I am almost satisfied with this data visualization. One thing that bothers me is the position of the individual titles, though. They are aligned with the edge of the plot which I think is great for a stand alone plot but not for a patchwork. Let’s align them with the panel, i.e. the part of the plot that actually shows the data.

plot & theme(plot.title.position = "panel")
## Warning: Removed 9 row(s) containing missing values (geom_path).
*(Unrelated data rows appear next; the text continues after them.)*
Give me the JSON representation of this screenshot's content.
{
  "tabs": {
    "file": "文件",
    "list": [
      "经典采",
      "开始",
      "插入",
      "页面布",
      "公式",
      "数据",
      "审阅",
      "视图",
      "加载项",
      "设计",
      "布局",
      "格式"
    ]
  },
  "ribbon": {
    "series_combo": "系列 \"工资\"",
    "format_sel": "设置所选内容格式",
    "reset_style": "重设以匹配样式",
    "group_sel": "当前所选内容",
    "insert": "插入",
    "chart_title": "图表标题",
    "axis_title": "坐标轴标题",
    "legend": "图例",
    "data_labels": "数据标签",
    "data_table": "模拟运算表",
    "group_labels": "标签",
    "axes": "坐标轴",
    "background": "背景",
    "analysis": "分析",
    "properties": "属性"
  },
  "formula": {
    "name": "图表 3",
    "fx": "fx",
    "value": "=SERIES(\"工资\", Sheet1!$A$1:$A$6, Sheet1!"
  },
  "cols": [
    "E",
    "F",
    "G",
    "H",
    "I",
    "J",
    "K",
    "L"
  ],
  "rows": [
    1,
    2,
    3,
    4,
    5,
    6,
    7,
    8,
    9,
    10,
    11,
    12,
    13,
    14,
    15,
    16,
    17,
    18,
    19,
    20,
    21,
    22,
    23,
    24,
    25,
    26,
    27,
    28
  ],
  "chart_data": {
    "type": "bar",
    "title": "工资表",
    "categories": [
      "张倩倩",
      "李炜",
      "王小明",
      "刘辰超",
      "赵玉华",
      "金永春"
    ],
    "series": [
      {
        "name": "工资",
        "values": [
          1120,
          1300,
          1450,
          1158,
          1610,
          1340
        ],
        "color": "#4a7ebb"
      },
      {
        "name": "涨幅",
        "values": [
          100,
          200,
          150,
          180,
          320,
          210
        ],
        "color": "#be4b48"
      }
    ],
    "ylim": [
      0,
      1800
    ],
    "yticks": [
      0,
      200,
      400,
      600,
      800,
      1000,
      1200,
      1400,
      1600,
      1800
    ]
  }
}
It took quite some effort to get here but I really like the end results. How about you? Let me know in the comments.

Just the Code

library(ggplot2)
library(patchwork)

p1 <- ggplot(daily_downloads, aes(date, N)) +
  geom_line(color = "#94C1E0", size = 1.25) +
  scale_y_continuous(
    limits = c(0, 80),
    expand = expansion(mult = c(0, .05))
  ) +
  ggcharts::theme_hermit(axis = "x", ticks = "x", grid = "X") + 
    labs(
    x = NULL,
    y = NULL,
    title = "Daily Downloads"
  )

p2 <- ggplot(daily_downloads, aes(date, cumulative_N)) +
  geom_line(color = "#94C1E0", size = 1.25) +
  scale_y_continuous(
    limits = c(0, 1200),
    breaks = seq(from = 0, to = 1200, by = 300),
    expand = expansion(mult = c(0, .05))
  ) +
  ggcharts::theme_hermit(axis = "x", ticks = "x", grid = "X") + 
  labs(
    x = NULL,
    y = NULL,
    title = "Cumulative Downloads"
  )

p3 <- ggplot(daily_downloads, aes(N)) +
  geom_histogram(fill = "#94C1E0", color = "#494F5C", bins = 10) +
  scale_y_continuous(
    breaks = c(0, 2, 4, 6, 8),
    expand = expansion(mult = c(0, .05))
  ) +
  ggcharts::theme_hermit(axis = "x", ticks = "x", grid = "X") +
  labs(
    x = NULL,
    y = NULL,
    title = "Distribution of Daily Downloads"
  )

p4 <- ggcharts::bar_chart(
  downloads_by_country, 
  country, N, 
  bar_color = "#94C1E0", 
  top_n = 10
  ) +
  geom_text(
    mapping = aes(label = N),
    hjust = -.2,
    color = "#D6DDE1",
    size = 5
  ) +
  scale_y_continuous(expand = expansion(mult = c(0, .15))) +
  ggcharts::theme_hermit(axis = "y") +
  theme(axis.text.x = element_blank()) +
  labs(
    x = NULL,
    y = NULL,
    title = "Downloads by Country",
    subtitle = "Top 10"
  )


plot_theme <- ggcharts::theme_hermit() +
  theme(
    plot.title = element_text(face = "bold", size = 30),
    plot.subtitle = element_text(size = 24),
    plot.caption = element_text(size = 12)
  )
plot <- p1 + p2 + p3 + p4 +
  plot_annotation(
    title = "ggcharts is on the Rise",
    subtitle = "A Summary of Downloads from the RStudio CRAN Mirror",
    caption = "Source: RStudio CRAN Logs",
    theme = plot_theme
  )
plot & theme(plot.title.position = "panel")